Le RCK a laissé filer une occasion en or samedi après-midi face au CRT. En reculant excessivement, les Koubéens ont subi jusqu’à céder en fin de match. Une défaite frustrante qui coûte cher dans la course au podium et relance le débat autour du coaching.
Par Mehdi Allel
Le déplacement à Aïn Témouchent devait consolider la place du RCK sur le podium. Face au CR Témouchent, les Koubéens avaient les moyens de revenir avec au moins un point, voire davantage au vu de la physionomie de la rencontre. Pourtant, le scénario a tourné en leur défaveur, notamment à cause d’un repositionnement trop défensif imposé par le staff technique. Dès l’entame, le RCK a affiché une organisation cohérente, fermant les espaces et procédant par transitions rapides. Le bloc tenait, les duels étaient disputés, et les locaux peinaient à trouver des décalages nets. Mais au fil des minutes, les lignes ont commencé à reculer dangereusement. Le choix de densifier l’axe et de protéger le nul a envoyé un signal fort, celui d’une équipe plus préoccupée à ne pas perdre qu’à tenter de gagner. Cette approche prudente a fini par encourager le CRT à pousser davantage. Les centres se sont multipliés, la pression est montée, et les Koubéens ont passé de longues séquences à défendre dans leurs trente derniers mètres. À la 81e minute, la sanction est tombée. Sur un coup franc direct, les locaux ont trouvé la faille, concrétisant une domination devenue presque inévitable. Les changements opérés après l’ouverture du score n’ont pas apporté l’électrochoc attendu. Le RCK n’a pas réussi à se projeter avec suffisamment de conviction. Les sorties de balle manquaient de fluidité, les couloirs restaient peu exploités, et la réaction espérée n’est jamais venue. L’équipe a semblé atteinte moralement, incapable de renverser la tendance dans les dernières minutes. Ce revers laisse des traces. Perdre face à un concurrent direct pour le podium a un impact comptable mais aussi psychologique. Le RCK rate une opportunité de conforter sa position et cède du terrain dans une phase décisive de la saison. Les choix tactiques seront inévitablement au cœur des discussions, tant la gestion du match interroge. Dans une course aussi serrée, chaque point compte. Reculer excessivement, c’est souvent offrir l’initiative à l’adversaire et s’exposer à ce type de dénouement cruel. Le RCK devra tirer les leçons de cette défaite amère. L’accession ne se joue pas seulement sur la solidité défensive mais aussi sur l’audace. À force de concéder du terrain, le rêve peut s’éloigner dangereusement. Il est temps de réagir avant que le retard ne devienne irrattrapable.

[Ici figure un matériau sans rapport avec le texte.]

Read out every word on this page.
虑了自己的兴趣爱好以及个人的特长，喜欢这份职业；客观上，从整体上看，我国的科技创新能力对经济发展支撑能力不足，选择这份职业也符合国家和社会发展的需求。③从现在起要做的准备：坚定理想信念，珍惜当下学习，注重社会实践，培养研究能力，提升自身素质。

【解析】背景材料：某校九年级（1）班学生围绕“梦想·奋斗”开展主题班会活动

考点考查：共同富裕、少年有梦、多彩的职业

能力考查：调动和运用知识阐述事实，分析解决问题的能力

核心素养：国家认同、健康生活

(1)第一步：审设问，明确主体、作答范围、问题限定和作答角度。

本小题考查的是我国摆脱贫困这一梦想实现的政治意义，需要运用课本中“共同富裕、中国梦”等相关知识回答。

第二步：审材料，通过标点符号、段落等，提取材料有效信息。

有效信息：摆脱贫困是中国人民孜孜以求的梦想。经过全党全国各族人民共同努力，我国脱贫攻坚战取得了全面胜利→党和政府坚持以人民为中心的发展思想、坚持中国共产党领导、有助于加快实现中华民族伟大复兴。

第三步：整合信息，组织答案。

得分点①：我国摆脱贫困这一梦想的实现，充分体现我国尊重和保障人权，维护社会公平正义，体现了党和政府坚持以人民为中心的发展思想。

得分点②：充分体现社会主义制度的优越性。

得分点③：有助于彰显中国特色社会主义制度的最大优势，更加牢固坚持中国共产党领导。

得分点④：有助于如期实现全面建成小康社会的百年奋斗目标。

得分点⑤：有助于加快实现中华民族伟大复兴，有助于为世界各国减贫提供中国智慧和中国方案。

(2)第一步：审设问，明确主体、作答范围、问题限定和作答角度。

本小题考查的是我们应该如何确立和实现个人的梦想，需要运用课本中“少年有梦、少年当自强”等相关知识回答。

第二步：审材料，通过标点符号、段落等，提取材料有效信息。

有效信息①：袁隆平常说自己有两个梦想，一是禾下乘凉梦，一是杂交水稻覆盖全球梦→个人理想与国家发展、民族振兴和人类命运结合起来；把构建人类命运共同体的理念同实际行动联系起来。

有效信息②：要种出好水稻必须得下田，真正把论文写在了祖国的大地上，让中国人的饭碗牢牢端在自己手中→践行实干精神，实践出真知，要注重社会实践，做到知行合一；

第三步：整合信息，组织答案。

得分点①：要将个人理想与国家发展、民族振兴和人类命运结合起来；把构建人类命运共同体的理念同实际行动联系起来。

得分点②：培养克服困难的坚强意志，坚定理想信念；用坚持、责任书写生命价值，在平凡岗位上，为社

Une attaque maintenue mais toujours muette
Face au CRT, Hadjar a reconduit son animation offensive malgré un manque d’efficacité persistant. Les choix de départ et les changements opérés n’ont pas permis de débloquer la situation. Pour une équipe qui vise l’accession, l’inefficacité devant le but devient préoccupante. Sur les ailes, Ghazali et Deffar ont été alignés d’entrée, avec Lehbiri en pointe. L’idée était de miser sur la vitesse et la percussion pour déséquilibrer le bloc adverse. Sur le papier, l’animation promettait du mouvement et de la profondeur. Dans les faits, l’impact offensif est resté limité. Les centres ont manqué de précision, les appels n’ont pas toujours été coordonnés et la présence dans la surface s’est révélée insuffisante. Lehbiri s’est souvent retrouvé isolé, obligé de décrocher pour toucher des ballons, loin des zones de vérité. En seconde période, Bougoursa est entré à la place de Deffar, tandis que Meftahi a remplacé Ghazali. Les profils changent, mais le constat reste le même. Les intentions étaient là, sans la justesse nécessaire dans le dernier geste. Les changements n’ont pas modifié le rythme ni apporté cette étincelle capable de faire basculer la rencontre. Le problème ne se limite pas à un match. L’attaque peine à transformer les temps forts en occasions franches. Les décalages existent parfois, mais la finition ne suit pas. Dans une course à l’accession, la différence se fait souvent sur la capacité à convertir la moindre opportunité. Une équipe ambitieuse doit savoir forcer le destin offensivement. Compter uniquement sur la solidité ou espérer un éclair isolé ne suffit pas. Les adversaires directs avancent avec des lignes offensives plus tranchantes et plus efficaces. Le RCK, lui, laisse filer des points faute de réalisme. La prochaine journée offre cependant une perspective intéressante. Le retour de Kermiche, suspendu lors des trois derniers matches, peut apporter une nouvelle dynamique sur le flanc. Son profil d’ailier capable de provoquer et d’éliminer en un contre un a manqué dans les dernières sorties. Face au RCA à Kouba, l’attente sera forte autour de cette animation offensive. Les solutions existent dans l’effectif. Encore faut-il retrouver confiance et efficacité devant le but pour relancer la machine. Le RCK ne pourra viser plus haut avec une attaque muette. Le retour de Kermiche samedi prochain face au RCA représente une opportunité de relance. À Kouba, il faudra des actes et des buts pour prouver que l’ambition d’accession reste intacte.
M. A.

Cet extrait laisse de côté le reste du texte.